Question

In the arrangement shown in the figure, the current through $5\Omega$ resistor is?

\[\begin{align}
  & A.2A \\
 & B.0 \\
 & C.\dfrac{12}{7}A \\
 & D.1A \\
\end{align}\]

Answer 1

Hint: The value of $I$, flowing through the $5\Omega$ resistance can be found using Kirchhoff’s laws. Assume the directions of current and solve the Kirchhoff equations. Negative sign in the current implies the current flows in the opposite direction.
Formula:
\[V=IR\]
 ( Ohm’s law).

Complete answer:
Kirchhoff’s Current Law or Kirchhoff’s First Law or Kirchhoff’s Junction Rule, states that in any circuit, the total of the currents in any junction is equal to the sum of currents outside the junction.
Kirchhoff’s Voltage Law or Kirchhoff’s Second Law or Kirchhoff’s Loop Rule. According to the loop rule, the sum of the voltages around any closed loop is equal to zero or null.
Let us consider the direction of the current as shown in the figure below.

Defining the conventions:

From the voltage law in the first loop, we have,
$2i_{1}+5(i_{1}+i_{2})=12$
$\implies 7i_{1}+5i_{2}=12$
Similarly, in the loop 2, we have
$2i_{2}+5(i_{1}+i_{2})=12$
$\implies 7i_{2}+5i_{1}=12$
From the two equation, multiplying $7$ and $5$ to equation (1.1) and (1.2) respectively, we have
$\implies 49i_{1}+35i_{2}=84$ and $\implies 25i_{1}+35i_{2}=60$
On solving, we get,
$\implies 49i_{1}+60-25i_{1}=84$
$\implies 24i_{1}=24$
$\implies i_{1}=1A$
From (1.1) we get, $i_{2}=\dfrac{12-7}{5}=1A$
Hence the current flowing via $5\Omega$ is $i_{1}+i_{2}=2A$

Thus the correct answer is option $A.\;2\;A$

Additional information:
In 1845, a German physicist, Gustav Kirchhoff developed Kirchhoff's laws that deal with the conservation of current and energy within any electrical circuits.

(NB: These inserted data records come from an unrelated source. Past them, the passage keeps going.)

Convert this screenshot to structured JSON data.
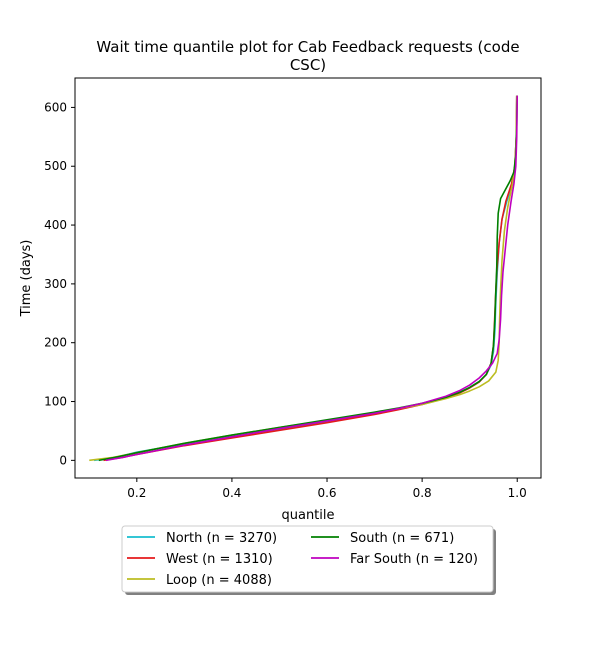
{
  "chart_data": {
    "type": "line",
    "title_lines": [
      "Wait time quantile plot for Cab Feedback  requests (code",
      "CSC)"
    ],
    "xlabel": "quantile",
    "ylabel": "Time (days)",
    "xlim": [
      0.07,
      1.05
    ],
    "ylim": [
      -30,
      650
    ],
    "xticks": [
      0.2,
      0.4,
      0.6,
      0.8,
      1.0
    ],
    "xtick_labels": [
      "0.2",
      "0.4",
      "0.6",
      "0.8",
      "1.0"
    ],
    "yticks": [
      0,
      100,
      200,
      300,
      400,
      500,
      600
    ],
    "ytick_labels": [
      "0",
      "100",
      "200",
      "300",
      "400",
      "500",
      "600"
    ],
    "grid": false,
    "legend_position": "below plot, two columns",
    "series": [
      {
        "name": "North (n = 3270)",
        "color": "#17becf",
        "points": [
          [
            0.11,
            0
          ],
          [
            0.15,
            4
          ],
          [
            0.2,
            14
          ],
          [
            0.3,
            28
          ],
          [
            0.4,
            41
          ],
          [
            0.5,
            53
          ],
          [
            0.6,
            66
          ],
          [
            0.7,
            80
          ],
          [
            0.75,
            87
          ],
          [
            0.8,
            96
          ],
          [
            0.85,
            107
          ],
          [
            0.88,
            116
          ],
          [
            0.9,
            124
          ],
          [
            0.92,
            134
          ],
          [
            0.935,
            146
          ],
          [
            0.945,
            162
          ],
          [
            0.95,
            185
          ],
          [
            0.953,
            220
          ],
          [
            0.955,
            270
          ],
          [
            0.958,
            320
          ],
          [
            0.962,
            370
          ],
          [
            0.968,
            410
          ],
          [
            0.978,
            440
          ],
          [
            0.99,
            470
          ],
          [
            0.995,
            500
          ],
          [
            0.998,
            550
          ],
          [
            0.999,
            620
          ]
        ]
      },
      {
        "name": "West (n = 1310)",
        "color": "#e41a1c",
        "points": [
          [
            0.13,
            0
          ],
          [
            0.17,
            5
          ],
          [
            0.2,
            10
          ],
          [
            0.3,
            25
          ],
          [
            0.4,
            38
          ],
          [
            0.5,
            51
          ],
          [
            0.6,
            64
          ],
          [
            0.7,
            78
          ],
          [
            0.75,
            86
          ],
          [
            0.8,
            95
          ],
          [
            0.85,
            106
          ],
          [
            0.88,
            115
          ],
          [
            0.9,
            123
          ],
          [
            0.92,
            133
          ],
          [
            0.935,
            146
          ],
          [
            0.945,
            165
          ],
          [
            0.95,
            195
          ],
          [
            0.952,
            230
          ],
          [
            0.954,
            270
          ],
          [
            0.957,
            320
          ],
          [
            0.962,
            370
          ],
          [
            0.968,
            410
          ],
          [
            0.976,
            440
          ],
          [
            0.988,
            470
          ],
          [
            0.995,
            500
          ],
          [
            0.998,
            550
          ],
          [
            0.999,
            620
          ]
        ]
      },
      {
        "name": "Loop (n = 4088)",
        "color": "#bcbd22",
        "points": [
          [
            0.1,
            0
          ],
          [
            0.15,
            5
          ],
          [
            0.2,
            13
          ],
          [
            0.3,
            29
          ],
          [
            0.4,
            43
          ],
          [
            0.5,
            56
          ],
          [
            0.6,
            68
          ],
          [
            0.7,
            81
          ],
          [
            0.75,
            88
          ],
          [
            0.8,
            95
          ],
          [
            0.85,
            105
          ],
          [
            0.88,
            112
          ],
          [
            0.9,
            118
          ],
          [
            0.92,
            125
          ],
          [
            0.94,
            135
          ],
          [
            0.955,
            150
          ],
          [
            0.96,
            170
          ],
          [
            0.962,
            200
          ],
          [
            0.963,
            240
          ],
          [
            0.965,
            290
          ],
          [
            0.968,
            340
          ],
          [
            0.973,
            390
          ],
          [
            0.98,
            430
          ],
          [
            0.99,
            470
          ],
          [
            0.995,
            500
          ],
          [
            0.998,
            550
          ],
          [
            0.999,
            620
          ]
        ]
      },
      {
        "name": "South (n = 671)",
        "color": "#008000",
        "points": [
          [
            0.12,
            0
          ],
          [
            0.16,
            6
          ],
          [
            0.2,
            13
          ],
          [
            0.3,
            29
          ],
          [
            0.4,
            43
          ],
          [
            0.5,
            56
          ],
          [
            0.6,
            69
          ],
          [
            0.7,
            82
          ],
          [
            0.75,
            89
          ],
          [
            0.8,
            97
          ],
          [
            0.85,
            107
          ],
          [
            0.88,
            116
          ],
          [
            0.9,
            124
          ],
          [
            0.92,
            134
          ],
          [
            0.935,
            146
          ],
          [
            0.945,
            165
          ],
          [
            0.95,
            195
          ],
          [
            0.953,
            240
          ],
          [
            0.955,
            290
          ],
          [
            0.957,
            330
          ],
          [
            0.958,
            380
          ],
          [
            0.96,
            420
          ],
          [
            0.965,
            445
          ],
          [
            0.975,
            460
          ],
          [
            0.985,
            475
          ],
          [
            0.993,
            490
          ],
          [
            0.997,
            520
          ],
          [
            0.999,
            570
          ],
          [
            1.0,
            620
          ]
        ]
      },
      {
        "name": "Far South (n = 120)",
        "color": "#bf00bf",
        "points": [
          [
            0.135,
            0
          ],
          [
            0.17,
            5
          ],
          [
            0.2,
            10
          ],
          [
            0.3,
            26
          ],
          [
            0.4,
            40
          ],
          [
            0.5,
            54
          ],
          [
            0.6,
            67
          ],
          [
            0.7,
            80
          ],
          [
            0.75,
            88
          ],
          [
            0.8,
            97
          ],
          [
            0.85,
            109
          ],
          [
            0.88,
            119
          ],
          [
            0.9,
            128
          ],
          [
            0.92,
            140
          ],
          [
            0.935,
            152
          ],
          [
            0.948,
            165
          ],
          [
            0.958,
            182
          ],
          [
            0.962,
            205
          ],
          [
            0.965,
            240
          ],
          [
            0.967,
            280
          ],
          [
            0.97,
            320
          ],
          [
            0.975,
            360
          ],
          [
            0.98,
            400
          ],
          [
            0.987,
            440
          ],
          [
            0.993,
            470
          ],
          [
            0.997,
            500
          ],
          [
            0.999,
            550
          ],
          [
            1.0,
            620
          ]
        ]
      }
    ]
  }
}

These two laws are commonly known as Kirchhoff’s Voltage and Current Laws. The advantages of the laws are:
It makes the calculation of unknown voltages or currents easy.
The analysis and simplification of complex closed-loop in the circuits are reduced and becomes manageable.

Note:
To begin with, let us assume the directions of current and solve the Kirchhoff equations. If there is a negative sign in the current, it implies that the current flows in the opposite direction. Also take care of the sign convention which is used in the calculation. Loops can be taken in the clockwise or anticlockwise direction. Use \[V=IR\] Ohm's law.